Difference between revisions of "Understanding XML Catalog Files"

From The SBN Wiki
Jump to navigation Jump to search
m (category added)
m (categories)
Line 159: Line 159:
  
  
 +
 +
[[Category:XML]]
 
[[Category:XML Catalog]]
 
[[Category:XML Catalog]]

Revision as of 19:27, 3 August 2017

XML catalog files use some terminology that can be fairly opaque to those new to XML. Following is an explanation of the key terms used in the XML Catalog standard and their relevance to the PDS4 context.

Identifiers: Public vs. System

The concepts of public identifier and system identifier predate XML. Both concepts were key in the pre-OASIS world of SGML (the ancestor of XML). These identifiers allowed a document author to reference a file external to his own document. Typically, this would be a Document Type Definition (DTD). DTDs predate schemas, but do the same sort of job - defining the valid content of an SGML file. Standard DTDs were developed to provide interoperability between systems. Perhaps the most widely-known DTD is the DTD that defines the DocBook documentation system.
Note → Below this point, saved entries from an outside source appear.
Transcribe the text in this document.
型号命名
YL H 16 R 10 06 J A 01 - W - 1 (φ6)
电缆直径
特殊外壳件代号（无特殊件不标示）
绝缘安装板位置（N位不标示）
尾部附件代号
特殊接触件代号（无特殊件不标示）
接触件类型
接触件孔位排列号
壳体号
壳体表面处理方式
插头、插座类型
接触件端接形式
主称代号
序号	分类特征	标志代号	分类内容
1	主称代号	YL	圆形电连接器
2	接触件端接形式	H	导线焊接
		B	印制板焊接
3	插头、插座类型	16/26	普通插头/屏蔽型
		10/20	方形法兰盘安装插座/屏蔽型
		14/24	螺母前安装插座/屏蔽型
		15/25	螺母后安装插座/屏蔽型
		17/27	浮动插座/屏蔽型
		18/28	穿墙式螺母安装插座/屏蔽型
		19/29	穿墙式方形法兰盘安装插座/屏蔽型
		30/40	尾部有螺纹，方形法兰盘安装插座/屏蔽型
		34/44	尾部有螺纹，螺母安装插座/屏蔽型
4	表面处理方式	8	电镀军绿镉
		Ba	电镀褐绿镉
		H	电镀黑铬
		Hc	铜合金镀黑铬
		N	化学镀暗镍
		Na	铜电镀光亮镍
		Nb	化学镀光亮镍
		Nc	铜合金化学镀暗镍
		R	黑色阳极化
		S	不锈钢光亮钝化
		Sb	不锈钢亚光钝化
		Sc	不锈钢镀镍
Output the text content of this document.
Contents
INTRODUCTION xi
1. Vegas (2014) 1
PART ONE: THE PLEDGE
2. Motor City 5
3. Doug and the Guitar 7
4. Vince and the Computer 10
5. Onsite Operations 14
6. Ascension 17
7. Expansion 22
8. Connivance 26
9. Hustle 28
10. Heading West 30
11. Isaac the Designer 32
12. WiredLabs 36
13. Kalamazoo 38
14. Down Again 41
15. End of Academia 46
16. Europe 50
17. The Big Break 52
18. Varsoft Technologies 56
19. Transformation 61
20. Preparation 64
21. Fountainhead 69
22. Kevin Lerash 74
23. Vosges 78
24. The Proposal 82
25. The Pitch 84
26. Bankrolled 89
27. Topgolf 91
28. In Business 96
At this stage of the game, the distinction between public and system identifiers was clear and simple: The public identifier was a globally unique, permanent and invariant identifier assigned to a resource, like the DocBook DTD. The format of the public identifier was defined as part of the ISO 8879 (SGML) standard as the Formal Public Identifiers (FPIs) format, and there was (presumably still is) at least one registration authority to assign namespaces to insure that unique FPIs can be formulated by diverse organizations. So the public identifier was clearly a logical identification of a resource.


In this regime, the system identifier was always a physical location - a reference to a file on disk, for example. The SGML standard required that at least one of the two identifiers was present, but did not require both.

Enter Catalog Files

At this point, the public identifier was a logical reference that could not easily be resolved, but at least it was transportable, unlike the system identifier. To address this problem, the SGML Open project, which eventually became OASIS, developed the first catalog-type standard (OASIS Technical Resolution 9401:1997) to map public identifiers to system identifiers in an external ("catalog") file, which could be referenced by applications.

Now, in this pre-XML world, this was a pretty straightforward task. The public identifier was always a logical reference, and the system identifier was always a physical reference to a locally accessible file. So a DocBook author, for example, could include both types of identifier in his source files as he was preparing them, and when he sent them out into the world the receivers could set their applications to ignore the system identifiers in the document and instead translate the public identifiers using their own catalog files. In other words, the application could choose whether the public or system identifiers should be "preferred" - a term that will come back later with much reduced significance for XML.

Time Passes...

SGML begat XML, the SGML Open group became OASIS Open, and URIs have largely supplanted FPIs. In XML documents, the public identifier is optional, while the system identifier is usually required (to identify things like name spaces and import files). But in XML, these references are also required to be URIs, which are themselves logical pointers. So in the XML regime, the system identifier does not point to a physical location.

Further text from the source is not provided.